Perusahaan di RI Dukung World Plastic Treaty PBB untuk Atasi Sampah
Jakarta, CNN Indonesia –
Sejumlah pelaku usaha menyampaikan dukungannya kepada pemerintah Indonesia untuk terlibat aktif dalam Perjanjian Plastik World (World Plastics Treaty) PBB sebagai solusi mengatasi masalah polusi plastik.
Dukungan tersebut mengemuka jelang sesi ke-5Intergovernmental Negotiating Committee(INC-5) Perjanjian Plastik World PBB di Busan, Korea Selatan pada25 November-1 Desember 2024.
Nurdiana Darus, Director of Sustainability and Company Affairs Unilever Indonesia, mengatakan bahwa Perjanjian Plastik World yang bersifat mengikat secara internasional merupakan jawaban atas masalah polusi plastik dunia selama ini.
IKLAN
Gulir untuk melanjutkan konten
“Kita harus melangkah lebih dari sekedar upaya sukarela karena selama ini upaya-upaya tersebut belum menyelesaikan masalah. Perjanjian tersebut penting untuk mengatur sejumlah restriksi, tercapainya tingkat produksi plastik yang berkelanjutan, serta perluasan tanggung jawab produsen atau Tanggung jawab produsen yang diperluas (EPR),” kata Nurdiana beberapa waktu lalu dalam rilisnya.
Masalah sampah world, khususnya polusi plastik, memerlukan langkah mendesak. United Countries Setting Programme (UNEP) memperkirakan bahwa setiap hari quantity sampah plastik setara 2.000 truk sampah dibuang ke ekosistem perairan.
Kementerian Perindustrian menyebutkan bahwa quantity overall bahan baku plastik di Indonesia di tahun 2021 mencapai 7.965 metrik ton di mana tingkat daur ulang masih di kisaran 12 persen di tahun 2022.

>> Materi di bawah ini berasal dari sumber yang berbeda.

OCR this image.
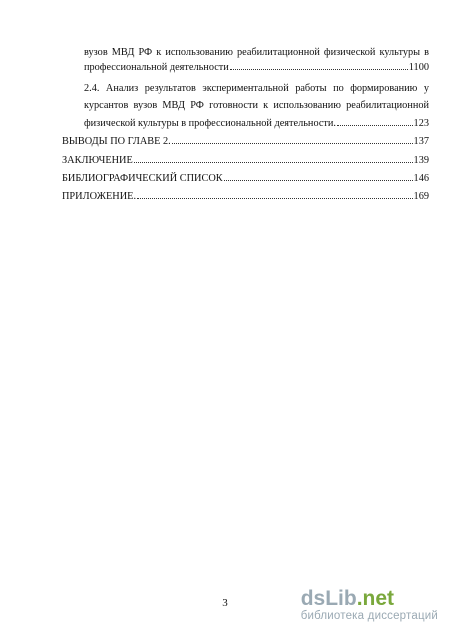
вузов МВД РФ к использованию реабилитационной физической культуры в
профессиональной деятельности	1100
2.4. Анализ результатов экспериментальной работы по формированию у
курсантов вузов МВД РФ готовности к использованию реабилитационной
физической культуры в профессиональной деятельности.	123
ВЫВОДЫ ПО ГЛАВЕ 2.	137
ЗАКЛЮЧЕНИЕ	139
БИБЛИОГРАФИЧЕСКИЙ СПИСОК	146
ПРИЛОЖЕНИЕ.	169
3	dsLib.net
библиотека диссертаций
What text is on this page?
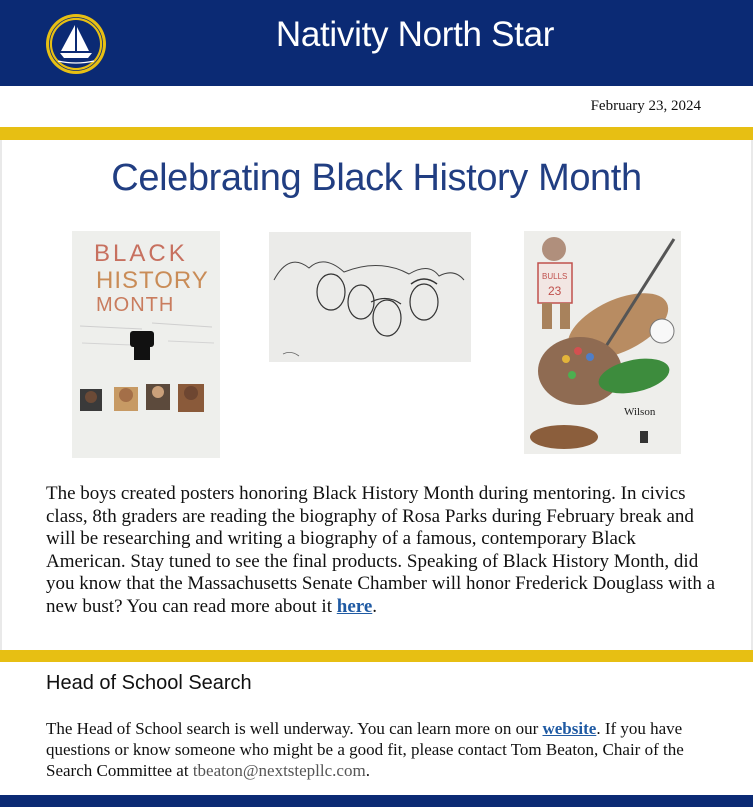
Nativity North Star
February 23, 2024
Celebrating Black History Month
BLACK
HISTORY
MONTH
BULLS
23
Wilson
The boys created posters honoring Black History Month during mentoring. In civics class, 8th graders are reading the biography of Rosa Parks during February break and will be researching and writing a biography of a famous, contemporary Black American. Stay tuned to see the final products. Speaking of Black History Month, did you know that the Massachusetts Senate Chamber will honor Frederick Douglass with a new bust? You can read more about it here.
Head of School Search
The Head of School search is well underway. You can learn more on our website. If you have questions or know someone who might be a good fit, please contact Tom Beaton, Chair of the Search Committee at tbeaton@nextstepllc.com.
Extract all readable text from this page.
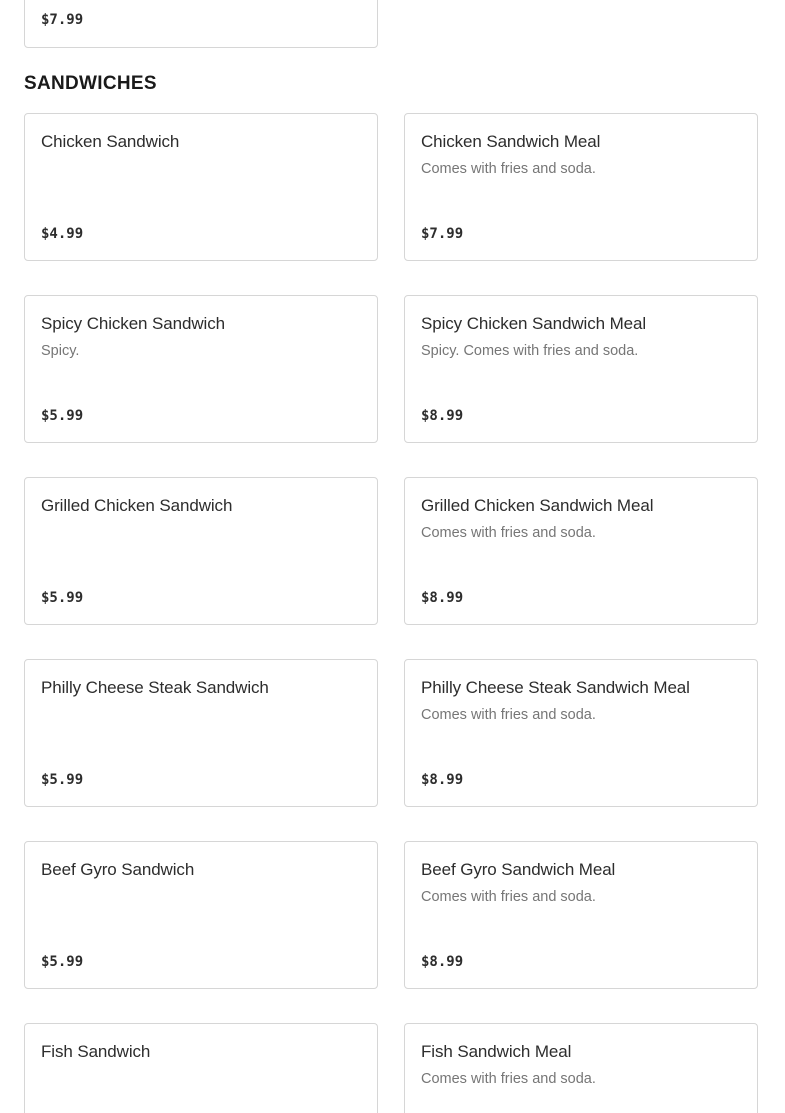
$7.99
SANDWICHES
Chicken Sandwich
$4.99
Chicken Sandwich Meal
Comes with fries and soda.
$7.99
Spicy Chicken Sandwich
Spicy.
$5.99
Spicy Chicken Sandwich Meal
Spicy. Comes with fries and soda.
$8.99
Grilled Chicken Sandwich
$5.99
Grilled Chicken Sandwich Meal
Comes with fries and soda.
$8.99
Philly Cheese Steak Sandwich
$5.99
Philly Cheese Steak Sandwich Meal
Comes with fries and soda.
$8.99
Beef Gyro Sandwich
$5.99
Beef Gyro Sandwich Meal
Comes with fries and soda.
$8.99
Fish Sandwich	Fish Sandwich Meal
Comes with fries and soda.
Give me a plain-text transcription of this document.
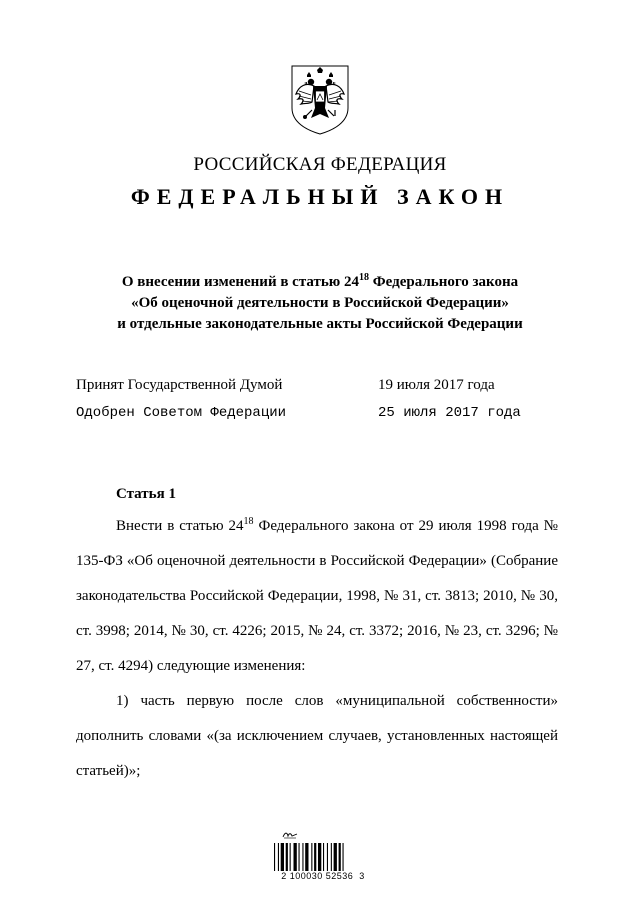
РОССИЙСКАЯ ФЕДЕРАЦИЯ
ФЕДЕРАЛЬНЫЙ ЗАКОН
О внесении изменений в статью $24^{18}$ Федерального закона
«Об оценочной деятельности в Российской Федерации»
и отдельные законодательные акты Российской Федерации
Принят Государственной Думой	19 июля 2017 года
Одобрен Советом Федерации	25 июля 2017 года
Статья 1
Внести в статью $24^{18}$ Федерального закона от 29 июля 1998 года № 135-ФЗ «Об оценочной деятельности в Российской Федерации» (Собрание законодательства Российской Федерации, 1998, № 31, ст. 3813; 2010, № 30, ст. 3998; 2014, № 30, ст. 4226; 2015, № 24, ст. 3372; 2016, № 23, ст. 3296; № 27, ст. 4294) следующие изменения:
1) часть первую после слов «муниципальной собственности» дополнить словами «(за исключением случаев, установленных настоящей статьей)»;
2 100030 52536  3
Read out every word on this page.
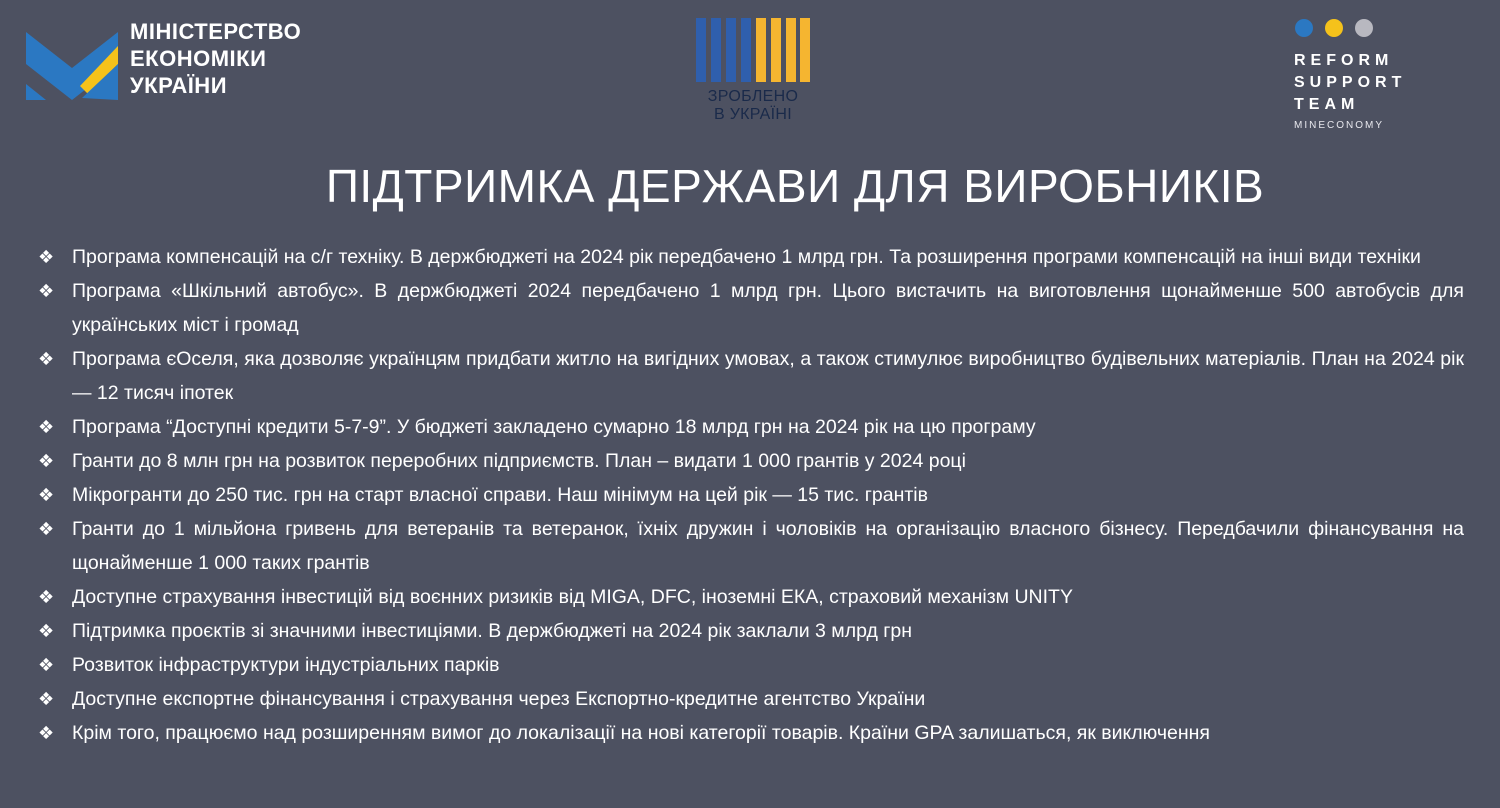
МІНІСТЕРСТВО
ЕКОНОМІКИ
УКРАЇНИ	ЗРОБЛЕНО
В УКРАЇНІ
REFORM
SUPPORT
TEAM
MINECONOMY
ПІДТРИМКА ДЕРЖАВИ ДЛЯ ВИРОБНИКІВ
❖ Програма компенсацій на с/г техніку. В держбюджеті на 2024 рік передбачено 1 млрд грн. Та розширення програми компенсацій на інші види техніки
❖ Програма «Шкільний автобус». В держбюджеті 2024 передбачено 1 млрд грн. Цього вистачить на виготовлення щонайменше 500 автобусів для українських міст і громад
❖ Програма єОселя, яка дозволяє українцям придбати житло на вигідних умовах, а також стимулює виробництво будівельних матеріалів. План на 2024 рік — 12 тисяч іпотек
❖ Програма “Доступні кредити 5-7-9”. У бюджеті закладено сумарно 18 млрд грн на 2024 рік на цю програму
❖ Гранти до 8 млн грн на розвиток переробних підприємств. План – видати 1 000 грантів у 2024 році
❖ Мікрогранти до 250 тис. грн на старт власної справи. Наш мінімум на цей рік — 15 тис. грантів
❖ Гранти до 1 мільйона гривень для ветеранів та ветеранок, їхніх дружин і чоловіків на організацію власного бізнесу. Передбачили фінансування на щонайменше 1 000 таких грантів
❖ Доступне страхування інвестицій від воєнних ризиків від MIGA, DFC, іноземні ЕКА, страховий механізм UNITY
❖ Підтримка проєктів зі значними інвестиціями. В держбюджеті на 2024 рік заклали 3 млрд грн
❖ Розвиток інфраструктури індустріальних парків
❖ Доступне експортне фінансування і страхування через Експортно-кредитне агентство України
❖ Крім того, працюємо над розширенням вимог до локалізації на нові категорії товарів. Країни GPA залишаться, як виключення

Lebih jauh lagi, information Sistem Informasi Pengelolaan Sampah Nasional (SIPSN) pada 2023 menunjukkan peningkatan penggunaan plastik di Indonesia dari 16,74% (2019) menjadi 19,59% (2023).
Sinergi Multipihak
Sementara itu, Lucia Karina, Direktur Public Affairs, Conversation and Sustainability Coca-Cola Europacific Companions Indonesia menekankan pentingnya upaya komprehensif dari hulu ke hilir dan sinergi multipihak dalam rangka menuntaskan permasalahan sampah di Indonesia.
Menurutnya, agar upaya mengatasi masalah plastik efektif, dibutuhkan pendekatan holistik dan kolaboratif yang melibatkan seluruh pemangku kepentingan di sepanjang rantai nilai plastik.
“Khususnya di negara berkembang, kerangka kerja sama perlu inklusif dan adaptif terhadap konteks dan budaya lokal, dengan pelibatan aktif sektor casual. Pendekatan semacam ini telah menunjukkan hasil positif dalam memperluas pengumpulan sampah dan meningkatkan taraf hidup,”ujar Karina.